Aus reinem Selbstschutz sitze ich nun in der Kneipe, die meiner Wohnung am nächsten liegt. Ich muss schreiben. Muss mir mein Selbstmitleid von der Seele schreiben. Ich bin heute zurück gekommen von 2 1/2 Wochen Urlaub. Der war so weit wunderbar. Wenn ich reise und neue Orte und Menschen entdecken kann, dann geht es mir immer gut. Dann fühle ich mich frei und leicht. Gegen Ende der Reise hatte ich Heimweh. Hatte mich nach Nähe gesehnt. Hatte während der Reise immer mal wieder mit Mr. Unauffällig Videotelefoniert. Das hat mir gut getan, es fühlte sich an, als würde sich unsere Beziehung wieder normalisieren.
Ich fieberte die letzten Momente meiner Reise regelrecht darauf hin nach Hause zu kommen. Das meinte in meinem Kopf, seine Nähe zu spüren. Ich fühlte mich Nähe ausgetrocknet. Kuscheln: das war das was ich herbeisehnte.

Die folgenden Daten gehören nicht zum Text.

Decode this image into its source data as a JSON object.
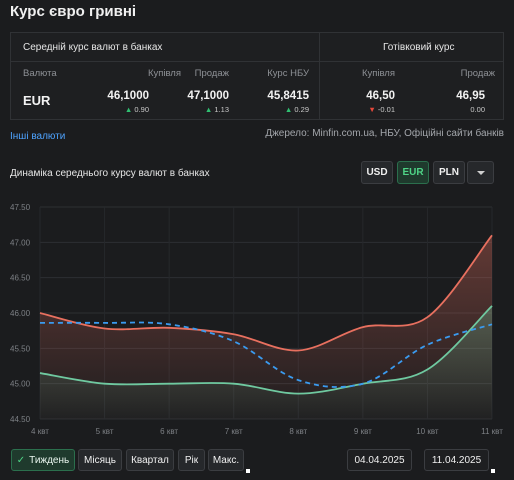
{
  "title": "Курс євро гривні",
  "avg_section": {
    "title": "Середній курс валют в банках"
  },
  "cash_section": {
    "title": "Готівковий курс"
  },
  "columns": {
    "currency": "Валюта",
    "buy": "Купівля",
    "sell": "Продаж",
    "nbu": "Курс НБУ",
    "cash_buy": "Купівля",
    "cash_sell": "Продаж"
  },
  "row": {
    "currency": "EUR",
    "buy": "46,1000",
    "buy_change": "0.90",
    "sell": "47,1000",
    "sell_change": "1.13",
    "nbu": "45,8415",
    "nbu_change": "0.29",
    "cash_buy": "46,50",
    "cash_buy_change": "-0.01",
    "cash_sell": "46,95",
    "cash_sell_change": "0.00"
  },
  "colors": {
    "up": "#2fbf71",
    "down": "#e5483b",
    "sell_line": "#e8705f",
    "buy_line": "#6fc9a0",
    "nbu_line": "#3a9bf0",
    "accent": "#4fd487"
  },
  "other_currencies_link": "Інші валюти",
  "source_text": "Джерело: Minfin.com.ua, НБУ, Офіційні сайти банків",
  "chart_title": "Динаміка середнього курсу валют в банках",
  "currency_buttons": {
    "usd": "USD",
    "eur": "EUR",
    "pln": "PLN",
    "active": "EUR"
  },
  "menu_icon": "chevron-down-icon",
  "period_buttons": {
    "week": "Тиждень",
    "month": "Місяць",
    "quarter": "Квартал",
    "year": "Рік",
    "max": "Макс.",
    "active": "Тиждень"
  },
  "date_from": "04.04.2025",
  "date_to": "11.04.2025",
  "chart_data": {
    "type": "line",
    "categories": [
      "4 квт",
      "5 квт",
      "6 квт",
      "7 квт",
      "8 квт",
      "9 квт",
      "10 квт",
      "11 квт"
    ],
    "ylim": [
      44.5,
      47.5
    ],
    "yticks": [
      "44.50",
      "45.00",
      "45.50",
      "46.00",
      "46.50",
      "47.00",
      "47.50"
    ],
    "grid": true,
    "series": [
      {
        "key": "sell",
        "style": "solid",
        "values": [
          46.0,
          45.78,
          45.79,
          45.7,
          45.47,
          45.8,
          45.94,
          47.1
        ]
      },
      {
        "key": "buy",
        "style": "solid",
        "values": [
          45.15,
          45.0,
          45.0,
          45.0,
          44.86,
          45.0,
          45.2,
          46.1
        ]
      },
      {
        "key": "nbu",
        "style": "dashed",
        "values": [
          45.86,
          45.86,
          45.84,
          45.6,
          45.05,
          45.0,
          45.55,
          45.84
        ]
      }
    ]
  }
}
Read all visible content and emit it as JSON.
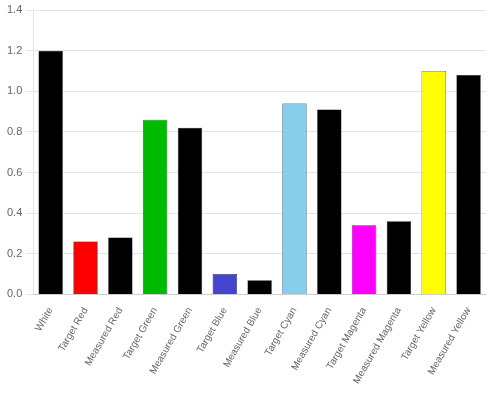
{
  "chart_data": {
    "type": "bar",
    "categories": [
      "White",
      "Target Red",
      "Measured Red",
      "Target Green",
      "Measured Green",
      "Target Blue",
      "Measured Blue",
      "Target Cyan",
      "Measured Cyan",
      "Target Magenta",
      "Measured Magenta",
      "Target Yellow",
      "Measured Yellow"
    ],
    "values": [
      1.2,
      0.26,
      0.28,
      0.86,
      0.82,
      0.1,
      0.07,
      0.94,
      0.91,
      0.34,
      0.36,
      1.1,
      1.08
    ],
    "colors": [
      "#000000",
      "#ff0000",
      "#000000",
      "#00bb00",
      "#000000",
      "#4444cc",
      "#000000",
      "#87ceeb",
      "#000000",
      "#ff00ff",
      "#000000",
      "#ffff00",
      "#000000"
    ],
    "ylim": [
      0,
      1.4
    ],
    "yticks": [
      {
        "value": 0,
        "label": "0.0"
      },
      0.2,
      0.4,
      0.6,
      0.8,
      {
        "value": 1.0,
        "label": "1.0"
      },
      1.2,
      1.4
    ],
    "grid": true
  }
}
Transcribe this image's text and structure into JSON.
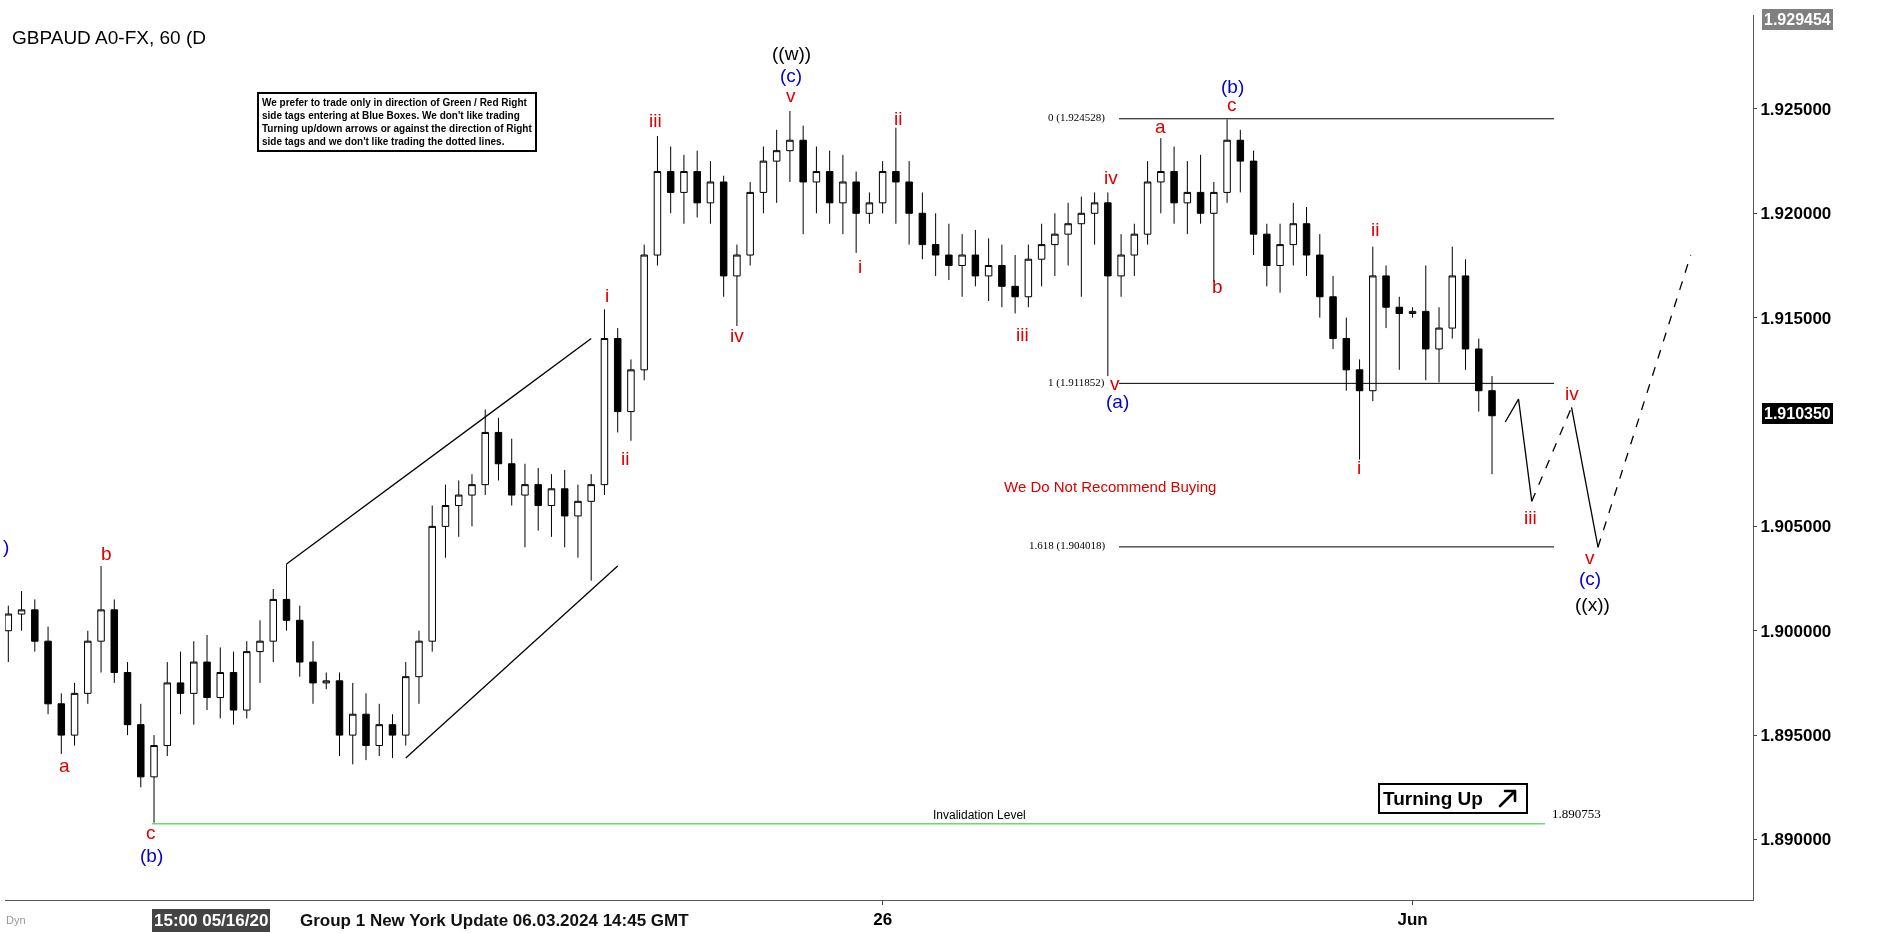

Und dann war ich zu Hause und er sagte mir, dass er mich nicht sehen will. Das sei ihm zugestanden. Zumal er einen Tag vorher operiert worden ist und sich zu Hause auskuriert. Ich wusste das. Trotzdem hatte ich gehofft, dass er auch Nähe brauchen kann, dass ich mich um ihn kümmern kann, ihm gut tue. Sein Nein führte mir meinen fatalen Fehler vor Augen. Meine riesige Erwartungshaltung, Als er mir sagte, dass er lieber allein sein will, da konnte ich meine Enttäuschung nicht verbergen. Vor meinen Augen lief so oft der Moment ab, wenn wir uns wieder sehen und wir uns nahe sind. Und dann die Enttäuschung, dass er mich nicht sehen will. Doppelt bitter, weil er sich zusätzlich noch schlecht fühlt, weil er meine Enttäuschung gesehen hat und nun ein schlechtes Gewissen hat. Dabei ist es ja grundsätzlich völlig okay zu sagen „Sorry, heute bin ich lieber allein“
Jetzt sitze ich also hier. Allein. Einsam. Der einzige Mensch allein in der Kneipe. Beim Schreiben muss ich mich zusammenreißen, dass mir nicht die Tränen kullern und ich ein noch komischeres Bild abgebe. Warum genau wollte ich heim? Warum? Dahin, wo niemand auf mich wartet. Niemand. In eine Wohnung, in der noch immer das blanke Chaos herrscht und sich nichts nach zu Hause anfühlt. Um beim Anziehen für die Kneipe nochmal zu merken, dass ich mich nach dem Urlaub natürlich noch fetter fühle als vorher eh schon. Unattraktiv, ungeliebt, unordentlich. Als ich im Urlaub Sport machen wollte hat mein Körper erst mal kapituliert. Was ein ungewohntes Gefühl ist. Ich habe genug Sporterfahrung, habe einen Präventions-Trainerschein. Bisher ist es nur immer dran gescheitert, dass ich mich nicht aufraffen konnte. Jetzt hatte ich nach dem Sport fünf Tage so dermaßen Kreuzschmerzen. Das Älter werden und ein Urlaub, in dem mich nicht mal mit dem Arsch jemand angeschaut hat, setzten dem ganzen noch einen drauf. Ob ich zu Hause bin, oder nicht, würde nicht mal jemand merken.
Ich weiß niemand wird mir aus diesem Tief raushelfen. Das kann ich nur selbst tun. Heute Abend jedenfalls stecke ich ganz tief im Selbstmitleid. Und werde das tun, was mir immer hilft. Schlafen. Denn am nächsten Morgen sieht die Welt immer besser aus. Und zumindest die anderen Kollegen freuen sich wenn ich morgen wieder da bin.